Review of Speechless by Hannah Harrington

Harlequin Teen
by Hannah Harrington
5 Stars

Chelsea loves secrets, precisely because she never keeps them. In fact, sharing the secrets of other people has put her at the top of the social food chain. Chelsea is one of the most popular girls at school after all—everyone wants to bask in the spotlight with her and Kristen, Chelsea’s best friend—so, she’s not planning to clam up any time soon. But one night at a party Chelsea has too much to drink, and before she knows it she shares a secret that threatens the life of a student at her school, and threatens to make her a social outcast in the process.

The perspective in this edgy novel is what makes it so very powerful. At first, the story seems to be told from a villain’s point of view; let’s face it, Chelsea comes off as a heartless human being. Yet, it doesn’t take long before the reader starts to sympathize with her—to imagine what she must be going through. This story could take place in any high school, and we all know high school is a warzone. Like most people, Chelsea would rather feed on the misery of others than be a nobody, or worse, a meal for the social elite. And let’s face it, Chelsea loves that she matters and that people are jealous of her. Who doesn’t want to matter? So when Chelsea finally chooses to speak out for the right reasons and is (ironically) punished for it, it’s hard not to jump in her corner.  

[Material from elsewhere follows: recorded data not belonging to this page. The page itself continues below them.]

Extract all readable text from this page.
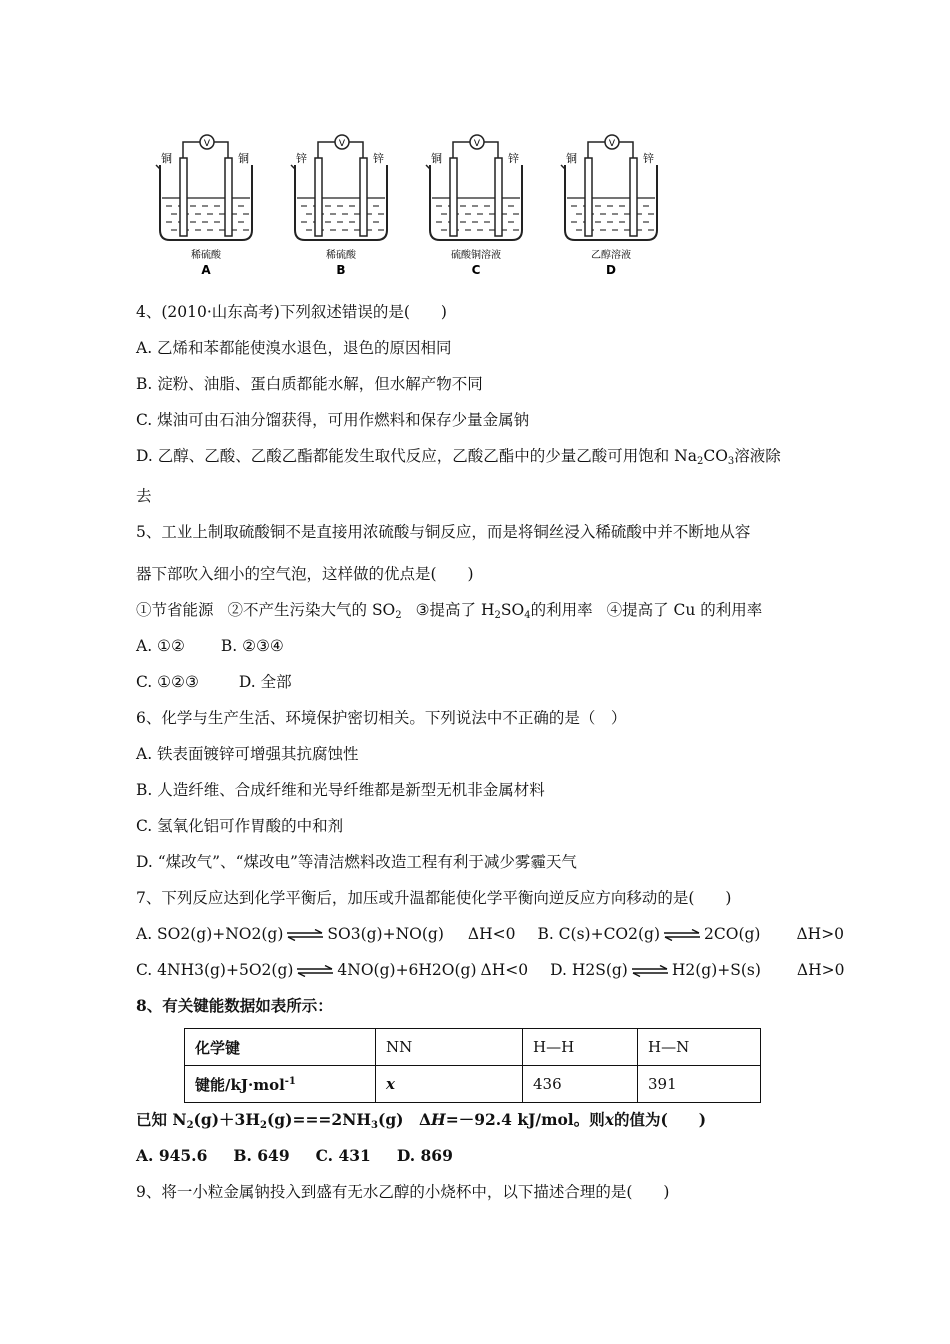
V
铜	铜
稀硫酸
A
V
锌	锌
稀硫酸
B
V
铜	锌
硫酸铜溶液
C
V
铜	锌
乙醇溶液
D
4、(2010·山东高考)下列叙述错误的是(　　)
A. 乙烯和苯都能使溴水退色，退色的原因相同
B. 淀粉、油脂、蛋白质都能水解，但水解产物不同
C. 煤油可由石油分馏获得，可用作燃料和保存少量金属钠
D. 乙醇、乙酸、乙酸乙酯都能发生取代反应，乙酸乙酯中的少量乙酸可用饱和 $Na_2CO_3$溶液除
去
5、工业上制取硫酸铜不是直接用浓硫酸与铜反应，而是将铜丝浸入稀硫酸中并不断地从容
器下部吹入细小的空气泡，这样做的优点是(　　)
①节省能源 ②不产生污染大气的 $SO_2$ ③提高了 $H_2SO_4$的利用率 ④提高了 Cu 的利用率
A. ①② B. ②③④
C. ①②③	D. 全部
6、化学与生产生活、环境保护密切相关。下列说法中不正确的是（　）
A. 铁表面镀锌可增强其抗腐蚀性
B. 人造纤维、合成纤维和光导纤维都是新型无机非金属材料
C. 氢氧化铝可作胃酸的中和剂
D. “煤改气”、“煤改电”等清洁燃料改造工程有利于减少雾霾天气
7、下列反应达到化学平衡后，加压或升温都能使化学平衡向逆反应方向移动的是(　　)
A. SO2(g)+NO2(g) ⇌ SO3(g)+NO(g) ΔH<0 B. C(s)+CO2(g) ⇌ 2CO(g) ΔH>0
C. 4NH3(g)+5O2(g) ⇌ 4NO(g)+6H2O(g) ΔH<0 D. H2S(g) ⇌ H2(g)+S(s) ΔH>0
8、有关键能数据如表所示：
化学键	NN	H—H	H—N
键能/kJ·mol$^{-1}$	x	436	391
已知 $N_2(g)+3H_2(g)===2NH_3(g)$　ΔH=－92.4 kJ/mol。则x的值为(　　)
A. 945.6 B. 649 C. 431 D. 869
9、将一小粒金属钠投入到盛有无水乙醇的小烧杯中，以下描述合理的是(　　)
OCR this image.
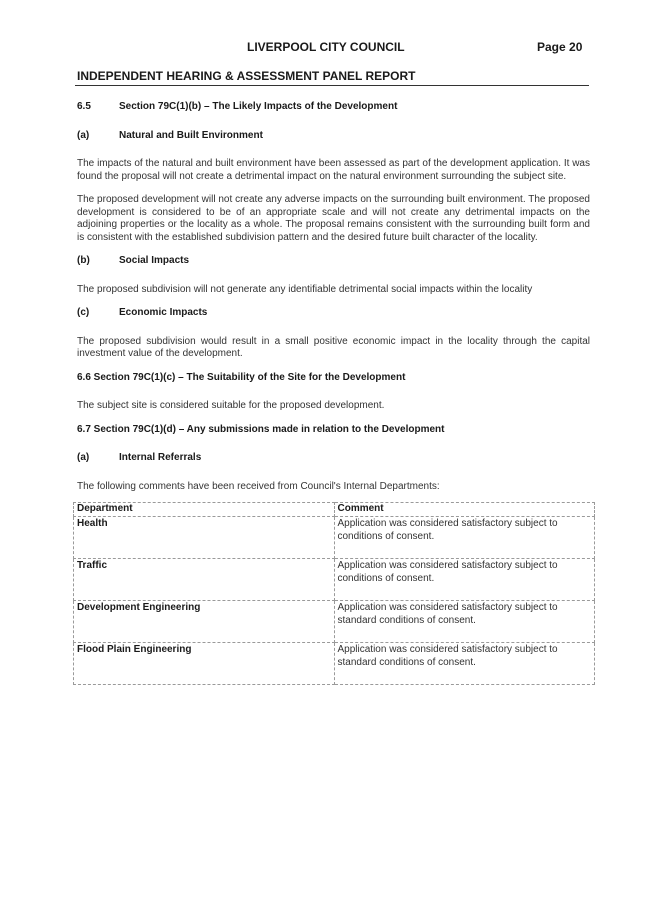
LIVERPOOL CITY COUNCIL	Page 20
INDEPENDENT HEARING & ASSESSMENT PANEL REPORT

6.5	Section 79C(1)(b) – The Likely Impacts of the Development

(a)	Natural and Built Environment

The impacts of the natural and built environment have been assessed as part of the development application. It was found the proposal will not create a detrimental impact on the natural environment surrounding the subject site.

The proposed development will not create any adverse impacts on the surrounding built environment. The proposed development is considered to be of an appropriate scale and will not create any detrimental impacts on the adjoining properties or the locality as a whole. The proposal remains consistent with the surrounding built form and is consistent with the established subdivision pattern and the desired future built character of the locality.

(b)	Social Impacts

The proposed subdivision will not generate any identifiable detrimental social impacts within the locality

(c)	Economic Impacts

The proposed subdivision would result in a small positive economic impact in the locality through the capital investment value of the development.

6.6 Section 79C(1)(c) – The Suitability of the Site for the Development

The subject site is considered suitable for the proposed development.

6.7 Section 79C(1)(d) – Any submissions made in relation to the Development

(a)	Internal Referrals

The following comments have been received from Council's Internal Departments:

Department	Comment
Health	Application was considered satisfactory subject to conditions of consent.
Traffic	Application was considered satisfactory subject to conditions of consent.
Development Engineering	Application was considered satisfactory subject to standard conditions of consent.
Flood Plain Engineering	Application was considered satisfactory subject to standard conditions of consent.
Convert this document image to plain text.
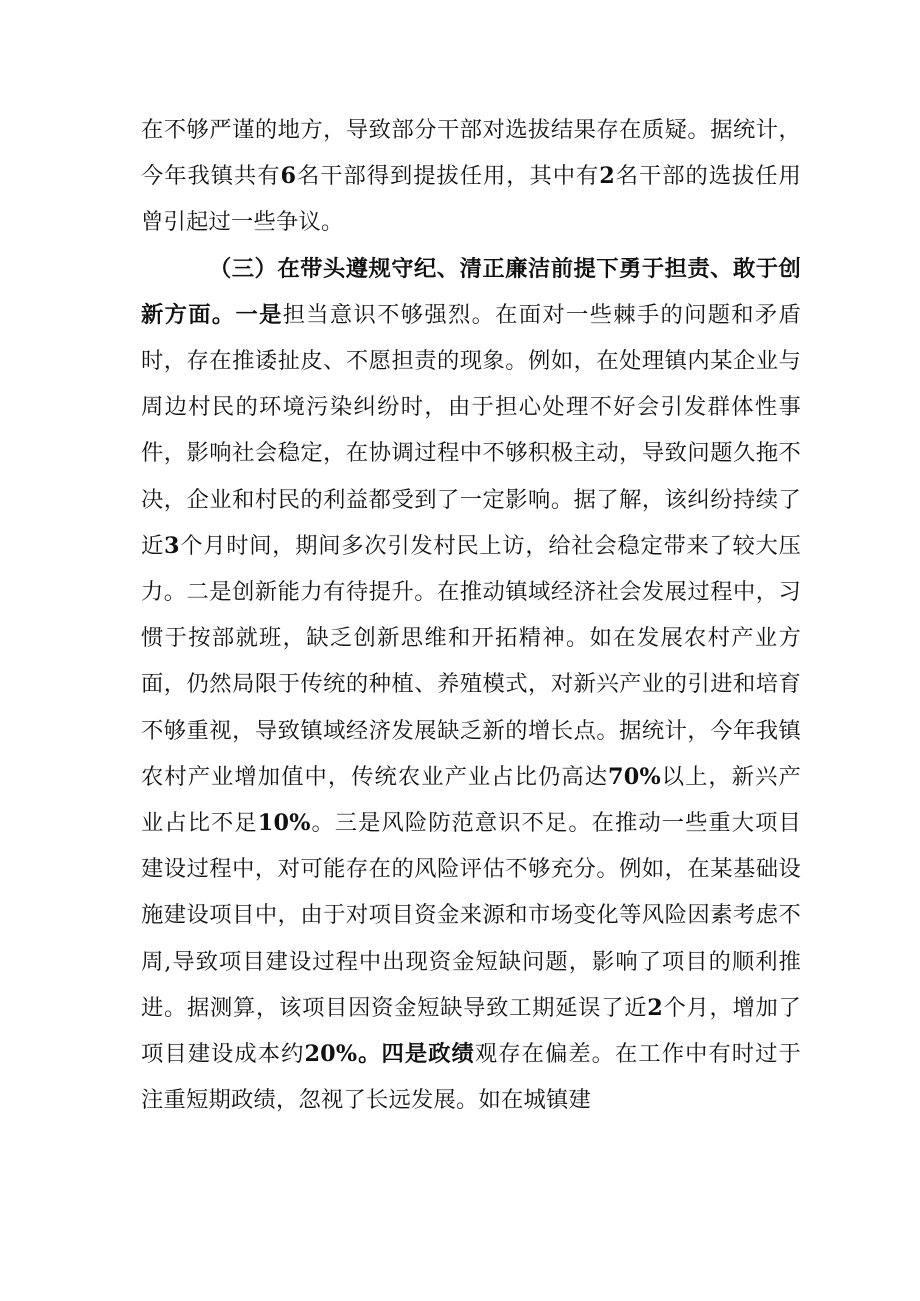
在不够严谨的地方，导致部分干部对选拔结果存在质疑。据统计，今年我镇共有6名干部得到提拔任用，其中有2名干部的选拔任用曾引起过一些争议。

（三）在带头遵规守纪、清正廉洁前提下勇于担责、敢于创新方面。一是担当意识不够强烈。在面对一些棘手的问题和矛盾时，存在推诿扯皮、不愿担责的现象。例如，在处理镇内某企业与周边村民的环境污染纠纷时，由于担心处理不好会引发群体性事件，影响社会稳定，在协调过程中不够积极主动，导致问题久拖不决，企业和村民的利益都受到了一定影响。据了解，该纠纷持续了近3个月时间，期间多次引发村民上访，给社会稳定带来了较大压力。二是创新能力有待提升。在推动镇域经济社会发展过程中，习惯于按部就班，缺乏创新思维和开拓精神。如在发展农村产业方面，仍然局限于传统的种植、养殖模式，对新兴产业的引进和培育不够重视，导致镇域经济发展缺乏新的增长点。据统计，今年我镇农村产业增加值中，传统农业产业占比仍高达70%以上，新兴产业占比不足10%。三是风险防范意识不足。在推动一些重大项目建设过程中，对可能存在的风险评估不够充分。例如，在某基础设施建设项目中，由于对项目资金来源和市场变化等风险因素考虑不周,导致项目建设过程中出现资金短缺问题，影响了项目的顺利推进。据测算，该项目因资金短缺导致工期延误了近2个月，增加了项目建设成本约20%。四是政绩观存在偏差。在工作中有时过于注重短期政绩，忽视了长远发展。如在城镇建
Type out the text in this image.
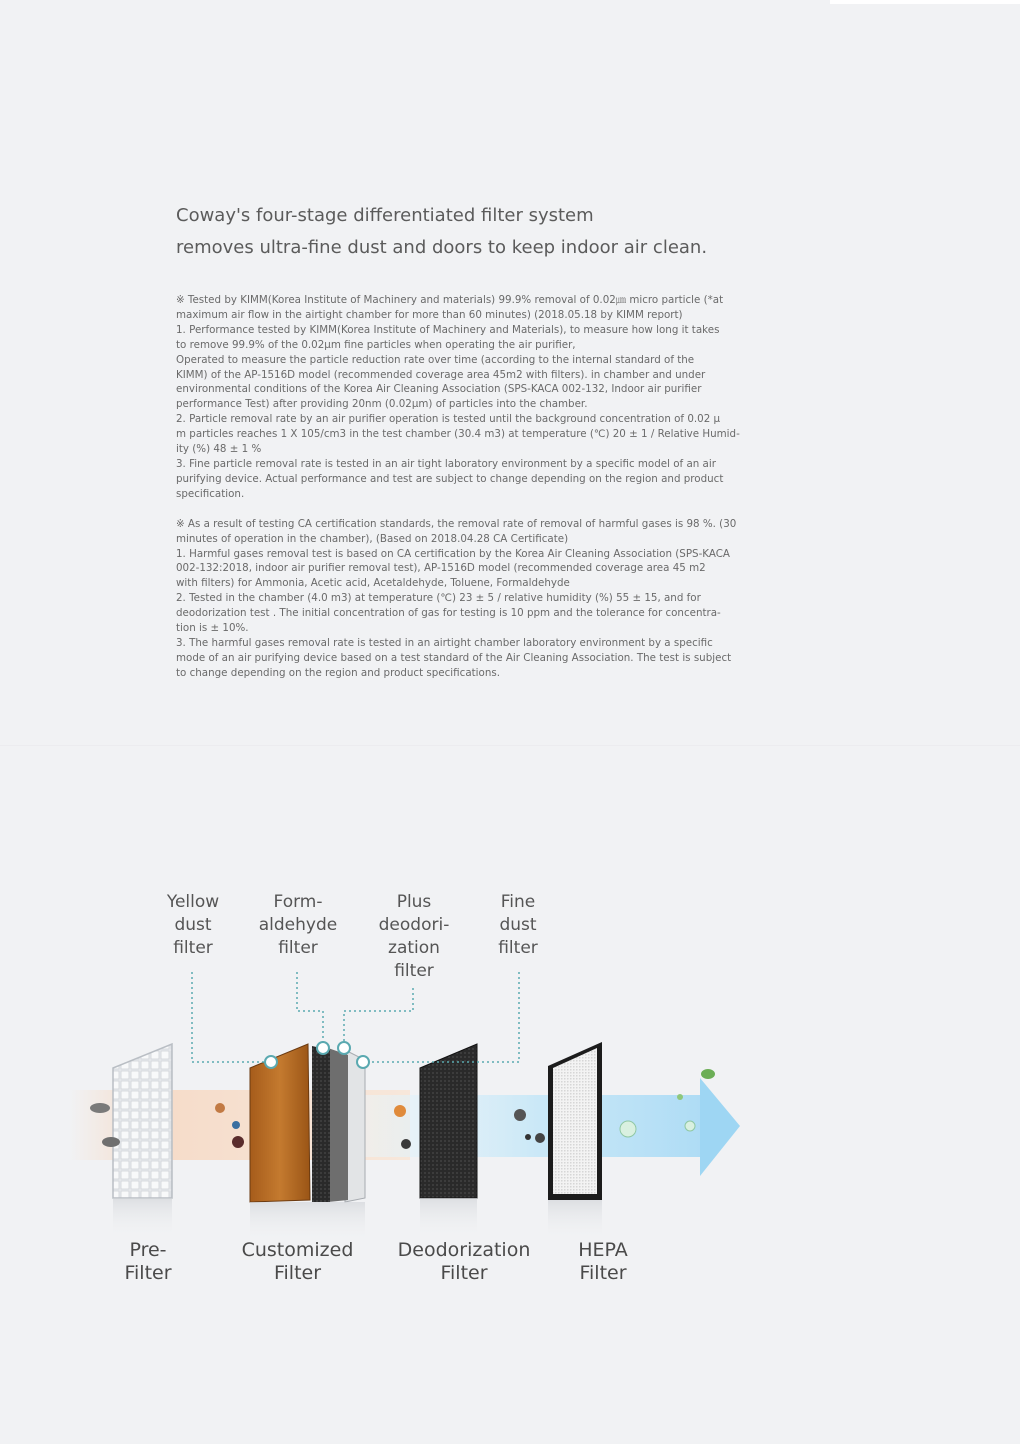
Coway's four-stage differentiated filter system
removes ultra-fine dust and doors to keep indoor air clean.

※ Tested by KIMM(Korea Institute of Machinery and materials) 99.9% removal of 0.02㎛ micro particle (*at

maximum air flow in the airtight chamber for more than 60 minutes) (2018.05.18 by KIMM report)

1. Performance tested by KIMM(Korea Institute of Machinery and Materials), to measure how long it takes

to remove 99.9% of the 0.02μm fine particles when operating the air purifier,

Operated to measure the particle reduction rate over time (according to the internal standard of the

KIMM) of the AP-1516D model (recommended coverage area 45m2 with filters). in chamber and under

environmental conditions of the Korea Air Cleaning Association (SPS-KACA 002-132, Indoor air purifier

performance Test) after providing 20nm (0.02μm) of particles into the chamber.

2. Particle removal rate by an air purifier operation is tested until the background concentration of 0.02 μ

m particles reaches 1 X 105/cm3 in the test chamber (30.4 m3) at temperature (℃) 20 ± 1 / Relative Humid-

ity (%) 48 ± 1 %

3. Fine particle removal rate is tested in an air tight laboratory environment by a specific model of an air

purifying device. Actual performance and test are subject to change depending on the region and product

specification.

※ As a result of testing CA certification standards, the removal rate of removal of harmful gases is 98 %. (30

minutes of operation in the chamber), (Based on 2018.04.28 CA Certificate)

1. Harmful gases removal test is based on CA certification by the Korea Air Cleaning Association (SPS-KACA

002-132:2018, indoor air purifier removal test), AP-1516D model (recommended coverage area 45 m2

with filters) for Ammonia, Acetic acid, Acetaldehyde, Toluene, Formaldehyde

2. Tested in the chamber (4.0 m3) at temperature (℃) 23 ± 5 / relative humidity (%) 55 ± 15, and for

deodorization test . The initial concentration of gas for testing is 10 ppm and the tolerance for concentra-

tion is ± 10%.

3. The harmful gases removal rate is tested in an airtight chamber laboratory environment by a specific

mode of an air purifying device based on a test standard of the Air Cleaning Association. The test is subject

to change depending on the region and product specifications.

Yellow
dust
filter
Form-
aldehyde
filter
Plus
deodori-
zation
filter
Fine
dust
filter
Pre-
Filter
Customized
Filter
Deodorization
Filter
HEPA
Filter
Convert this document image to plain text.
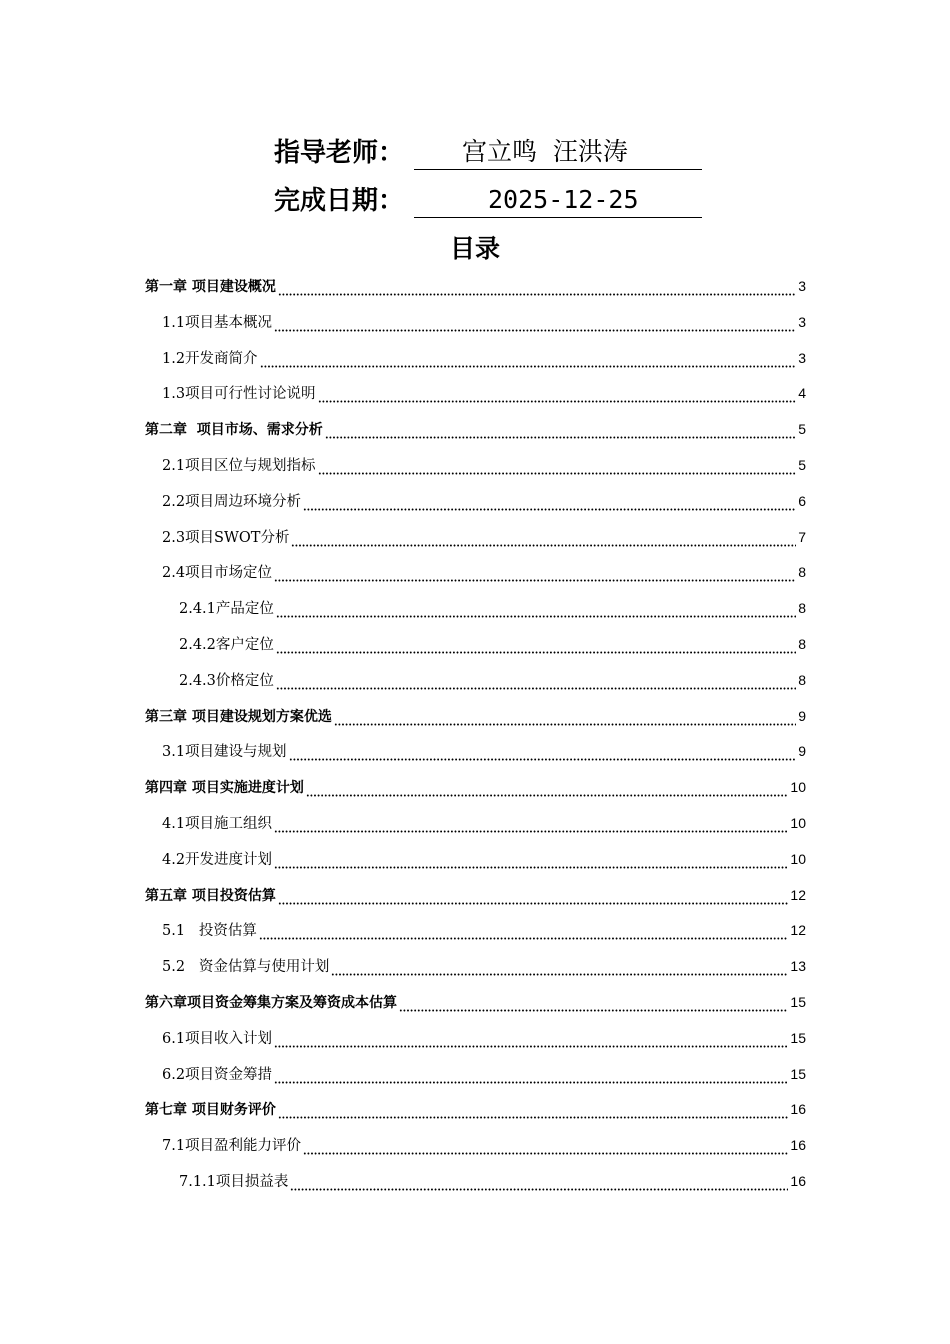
指导老师：	宫立鸣  汪洪涛
完成日期：	2025-12-25
目录
第一章 项目建设概况	3
1.1项目基本概况	3
1.2开发商简介	3
1.3项目可行性讨论说明	4
第二章  项目市场、需求分析	5
2.1项目区位与规划指标	5
2.2项目周边环境分析	6
2.3项目SWOT分析	7
2.4项目市场定位	8
2.4.1产品定位	8
2.4.2客户定位	8
2.4.3价格定位	8
第三章 项目建设规划方案优选	9
3.1项目建设与规划	9
第四章 项目实施进度计划	10
4.1项目施工组织	10
4.2开发进度计划	10
第五章 项目投资估算	12
5.1   投资估算	12
5.2   资金估算与使用计划	13
第六章项目资金筹集方案及筹资成本估算	15
6.1项目收入计划	15
6.2项目资金筹措	15
第七章 项目财务评价	16
7.1项目盈利能力评价	16
7.1.1项目损益表	16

The secondary characters, Asha, Sam, Andy, and even Noah are equally interesting; they all work at a local diner and have a tight bond. When Chelsea meets Asha in detention and starts hanging out at the diner with her, each of these characters begins to guide Chelsea without even realizing it, towards much-needed healing. Through each meal served and dish washed, Chelsea learns that forgiveness is a gift, “hate is easy,” and love “takes courage” especially love for self. Perhaps most amazing of all is that Chelsea remains quiet (or “speechless”) through the majority of the novel, and in her silence the author allows the reader to become her voice, to speak, and feel, for her as if by magic; it’s hard not to walk in Chelsea’s shoes and want to be her advocate—to fight for her. This is the brilliantly crafted story of a girl who learns from her mistakes and changes, really changes, by standing up for what is right.  And while the message is important, this is not simply a morality tale. Harrington takes the reader on an entertaining journey with truly interesting and relatable characters, funny dialogue and a little romance for seasoning –the message is just gravy.
Applause to Harlequin Teen for picking another winner!